En different scenarios I have expressed my concern regarding its deprofessionalization, because the fragmentation of medical knowledge requires deepening on only some aspects of disease and health, neglecting the comprehensive vision of the human being and encouraging the medical specialist to be more technical and operator of equipment and instruments, repeater of clinical practice guidelines and clinical studies that have withered critical thinking in some.
As for the training of the general practitioner, they have been removing skills and “specializing” in such a way that there are medical schools aimed at preparing doctors to practice in developed countries, while others, the emphasis is placed on administration, and among the two visions, a myriad of options, with the final result of forcing the generalist to look for a specialty and then another, and only 20% of the graduates achieve a quota in Colombia to continue their training.
All of the above has generated more problems than solutions.
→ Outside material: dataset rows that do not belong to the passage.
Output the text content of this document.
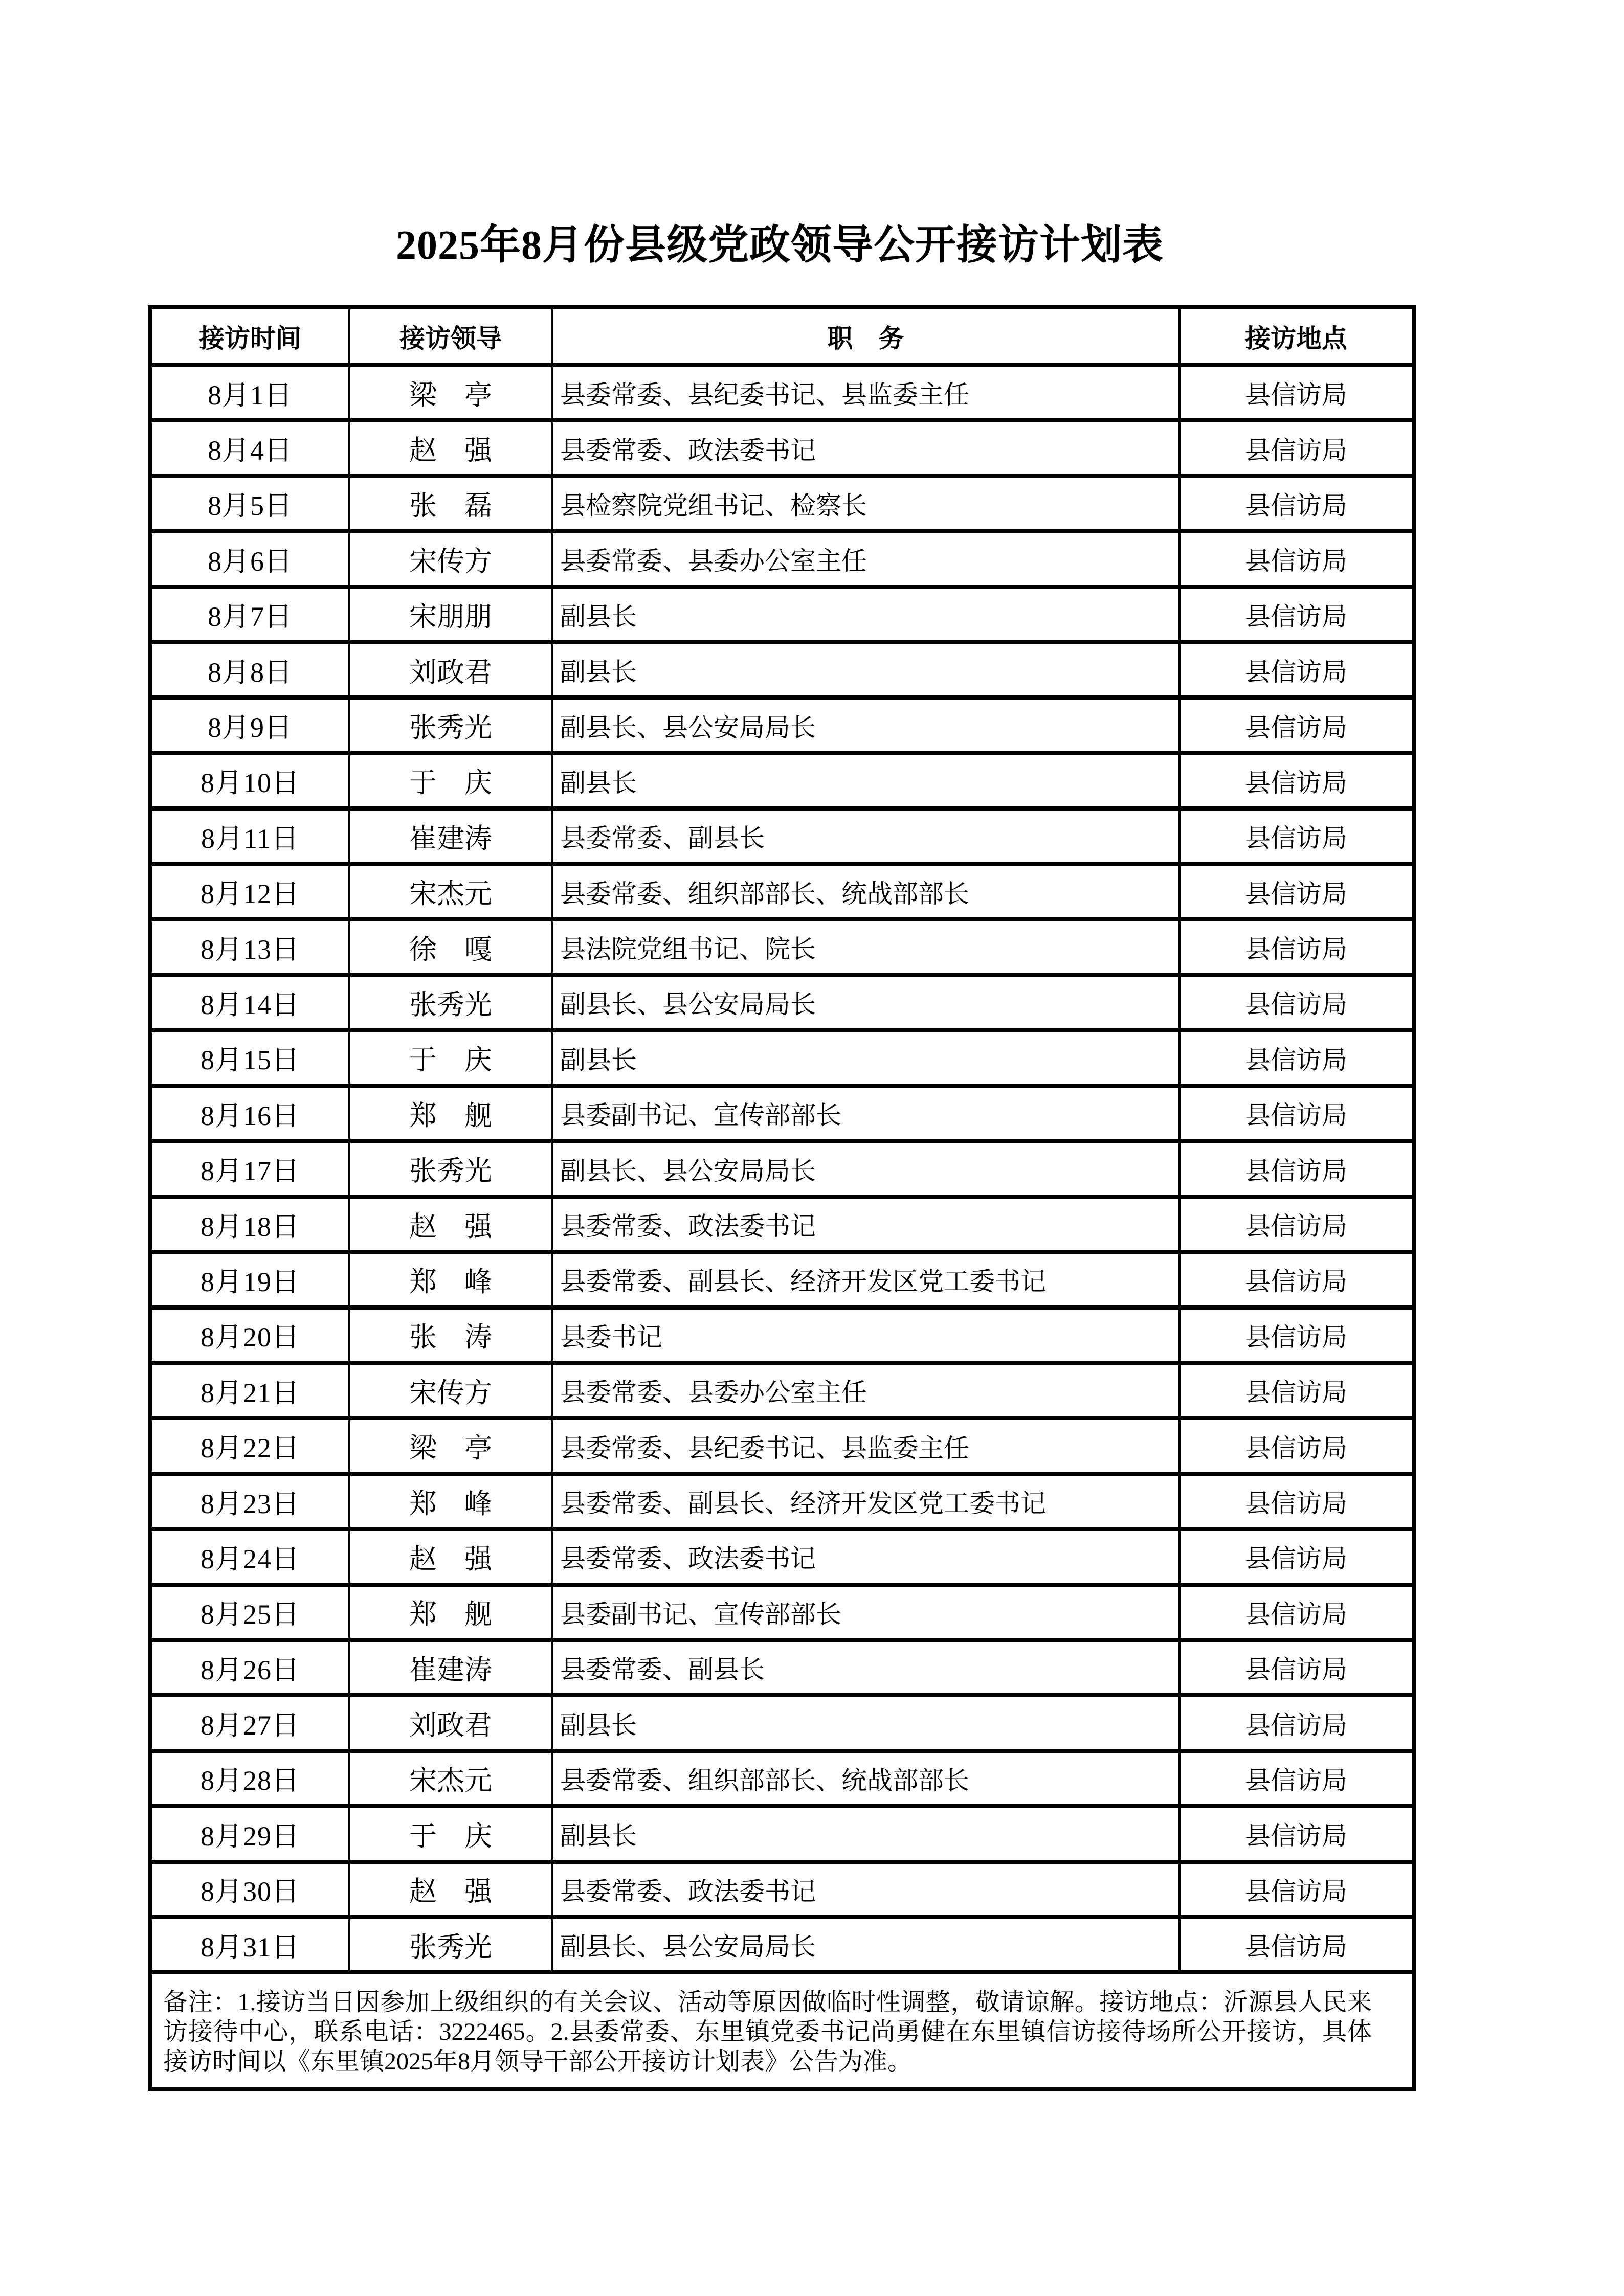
2025年8月份县级党政领导公开接访计划表
接访时间	接访领导	职　务	接访地点
8月1日	梁　亭	县委常委、县纪委书记、县监委主任	县信访局
8月4日	赵　强	县委常委、政法委书记	县信访局
8月5日	张　磊	县检察院党组书记、检察长	县信访局
8月6日	宋传方	县委常委、县委办公室主任	县信访局
8月7日	宋朋朋	副县长	县信访局
8月8日	刘政君	副县长	县信访局
8月9日	张秀光	副县长、县公安局局长	县信访局
8月10日	于　庆	副县长	县信访局
8月11日	崔建涛	县委常委、副县长	县信访局
8月12日	宋杰元	县委常委、组织部部长、统战部部长	县信访局
8月13日	徐　嘎	县法院党组书记、院长	县信访局
8月14日	张秀光	副县长、县公安局局长	县信访局
8月15日	于　庆	副县长	县信访局
8月16日	郑　舰	县委副书记、宣传部部长	县信访局
8月17日	张秀光	副县长、县公安局局长	县信访局
8月18日	赵　强	县委常委、政法委书记	县信访局
8月19日	郑　峰	县委常委、副县长、经济开发区党工委书记	县信访局
8月20日	张　涛	县委书记	县信访局
8月21日	宋传方	县委常委、县委办公室主任	县信访局
8月22日	梁　亭	县委常委、县纪委书记、县监委主任	县信访局
8月23日	郑　峰	县委常委、副县长、经济开发区党工委书记	县信访局
8月24日	赵　强	县委常委、政法委书记	县信访局
8月25日	郑　舰	县委副书记、宣传部部长	县信访局
8月26日	崔建涛	县委常委、副县长	县信访局
8月27日	刘政君	副县长	县信访局
8月28日	宋杰元	县委常委、组织部部长、统战部部长	县信访局
8月29日	于　庆	副县长	县信访局
8月30日	赵　强	县委常委、政法委书记	县信访局
8月31日	张秀光	副县长、县公安局局长	县信访局
备注：1.接访当日因参加上级组织的有关会议、活动等原因做临时性调整，敬请谅解。接访地点：沂源县人民来访接待中心，联系电话：3222465。2.县委常委、东里镇党委书记尚勇健在东里镇信访接待场所公开接访，具体接访时间以《东里镇2025年8月领导干部公开接访计划表》公告为准。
Preventive medicine and primary care with services that are closest to citizens, is what is known by consensus to be done, leaving specialized institutes as the option for patients who require them. It’s not what we have. With few specialists it is impossible to attend with opportunity; the waste of resources with irrelevant tests and procedures is immense; the technologist specialist generally lacks the skills to communicate with his patients from his supposed intellectual height; teamwork, a condition resulting from specialization, is disjointed in too many cases. The mandate of care focused on the patient and her family to obtain the best clinical results through cost-effective medical actions that translate into the satisfaction of all those involved, today is a salute to the flag.
Medicine has been losing its soul, forgetting that more than curing we must take care of the citizens so that they maintain their well-being and the sick so that they recover it without falling into therapeutic incarceration, or in the waste of very scarce resources. Being empathic and self-regulating, we will rescue the spirit of the profession.